Hacker News new | ask | show | jobs
by mns 842 days ago
There are quite some harsh comments here below. You can't plan for every possible failure point, who knows what part of a system/infra out of everything that they have went down and triggered this behaviour. Some things you just can't catch/predict. Especially in huge systems like theirs. I would expect people here to understand things like these and not just call people names for something like this, we all know things seem simple/clear from the outside, but the job of debugging and fixing something like this take quite some effort.
2 comments

This is a company with one of the largest digital infrastructures in the world. An outage is understandable, inability to tell they're having an outage and inform users appropriately is not. Stop making excuses for people who are literally awash in resources.
> Stop making excuses for people who are literally awash in resources.

This is a pretty weird outlook to have - looking at any group awash with resources, whether it be governments or other companies, and you can clearly see that even with those resources, failures still happen.

You can jump up and down and pretend that this is solvable, or you can look at reality, look at all the evidence of this happening over and over to almost everyone, and conclude with some humility that these things just happen to everyone.

(Looking this reality in the face is one of the things motivating my beliefs around e.g. AI safety, climate change, etc.)

> An outage is understandable
It is always better for the company's rep for the issue to have been on your end. Admitting fault comes with a potential liability. It's gaslighting written as an SLA
You can't plan for every contigency, but you can reserve potentially scary message for situations where you know they are correct. An unpected error state should NOT result in a "invalid credentialiald error".
This is the nature of credentials errors. The more information you give, the more you're telling an untrusted and therefore assumed-hostile agent.

I hate it because it's bad UX, but that's the thinking behind it.

Pushing people to unnecessarily reset credentials increases risk. Not only does it increase acute risk, but it also decreases the value of the signal by crying wolf.

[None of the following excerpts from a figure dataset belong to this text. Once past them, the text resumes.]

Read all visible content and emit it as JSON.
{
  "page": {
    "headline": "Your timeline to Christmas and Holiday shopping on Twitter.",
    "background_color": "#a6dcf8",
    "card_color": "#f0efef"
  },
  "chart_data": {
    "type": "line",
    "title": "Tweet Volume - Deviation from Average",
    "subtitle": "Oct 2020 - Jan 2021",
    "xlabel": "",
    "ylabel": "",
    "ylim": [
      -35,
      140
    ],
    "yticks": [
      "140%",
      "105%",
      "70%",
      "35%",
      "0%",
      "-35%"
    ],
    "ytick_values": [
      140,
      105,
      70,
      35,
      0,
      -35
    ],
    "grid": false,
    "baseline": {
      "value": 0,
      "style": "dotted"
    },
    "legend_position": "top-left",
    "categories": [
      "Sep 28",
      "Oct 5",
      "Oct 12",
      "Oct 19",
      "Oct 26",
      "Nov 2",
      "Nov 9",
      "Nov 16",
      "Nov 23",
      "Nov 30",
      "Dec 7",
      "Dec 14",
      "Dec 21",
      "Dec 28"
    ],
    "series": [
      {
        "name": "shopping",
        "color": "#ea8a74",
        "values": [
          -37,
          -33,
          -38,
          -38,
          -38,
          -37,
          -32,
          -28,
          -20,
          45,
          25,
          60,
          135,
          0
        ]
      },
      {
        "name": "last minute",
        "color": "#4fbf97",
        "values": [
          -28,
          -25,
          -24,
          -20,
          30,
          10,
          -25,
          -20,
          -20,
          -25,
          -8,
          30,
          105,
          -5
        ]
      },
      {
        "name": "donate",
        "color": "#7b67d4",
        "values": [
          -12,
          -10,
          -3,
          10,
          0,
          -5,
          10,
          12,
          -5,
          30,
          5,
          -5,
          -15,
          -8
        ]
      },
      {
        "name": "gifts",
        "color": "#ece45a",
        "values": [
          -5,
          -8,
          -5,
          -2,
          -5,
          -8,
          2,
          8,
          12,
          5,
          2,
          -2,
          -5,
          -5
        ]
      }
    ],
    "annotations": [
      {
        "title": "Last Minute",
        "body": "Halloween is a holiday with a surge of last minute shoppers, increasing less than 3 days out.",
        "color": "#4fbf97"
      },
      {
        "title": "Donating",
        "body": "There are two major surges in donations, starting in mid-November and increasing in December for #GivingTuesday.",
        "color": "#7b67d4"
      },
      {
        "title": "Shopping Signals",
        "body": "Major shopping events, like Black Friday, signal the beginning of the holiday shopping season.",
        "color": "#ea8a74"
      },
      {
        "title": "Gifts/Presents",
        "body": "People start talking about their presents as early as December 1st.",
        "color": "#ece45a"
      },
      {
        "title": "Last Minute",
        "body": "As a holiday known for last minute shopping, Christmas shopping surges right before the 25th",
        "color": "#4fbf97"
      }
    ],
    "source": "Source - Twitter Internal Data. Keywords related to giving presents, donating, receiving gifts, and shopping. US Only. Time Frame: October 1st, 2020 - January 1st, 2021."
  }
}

The argument here is the kind of nonsense cargo cult security that pervades the industry.

I think this argument falls flat on two axes:

- in general, if the system is broken enough to be giving false-negatives on valid credentials, it's broken enough that there isn't much planning to be done here because the system's not supposed to break. So if they give me "Sorry, backend offline" instead of "invalid credential," they've now turned their system into an oracle for scanning it for queries-of-death. That's useful for an attacker.

- in the specifics of this situation, (a) credential reset was offline too so nobody could immediately rotate them anyway and (b) as a cohort, Facebook users could stand to rotate their credentials more often than the "never" that they tend to rotate them, so if this outage shook their faith enough that they changed their passwords after system health was restored... Good? I think "accidentally making everyone wonder if their Facebook password is secure enough" was a net-positive side-effect of this outage.

So your approach to security is to never admit that an application had an error to a user, but to instead gaslight that user with incorrect error messages that blame them?

This is security by obscurity of the worst kind, the kind that actively harms users and makes software worse.

No. My approach to security is to never admit that an application had an error to an unauthenticated user.

That information is accessible to two cohorts:

- authenticated users (sometimes; not even authenticated users get access to errors as low-level as "The app's BigTable quota was exceeded because the developers fucked up" if it's closed source cloud software)

- admins, who have an audit log somewhere of actual system errors, monitoring on system health, etc.

Unfortunately, I can't tell if the third cohort (unauthenticated users) is my customers or actively-hostile parties trying to make the operation of my system worse for my customers, so my best course of action is to refrain from providing them information they can use to hurt my customers. That means, among other things, I 403 their requests to missing resources instead of 404ing them, I intentionally obfuscate the amount of time it takes to process their credentials so they can't use timing attacks to guess whether they're on the right track, I never tell them if I couldn't auth them because I don't recognize their email address (because now I've given them an oracle to find the email addresses of customers), and if my auth engine flounders I give them the same answer as if their credentials were bad (and I fix it fast, because that's impacting my real users too).

To be clear: I say all this as a UX guy who hates all this. UX on auth systems is the worst and a constant foil to system usability. But I understand why.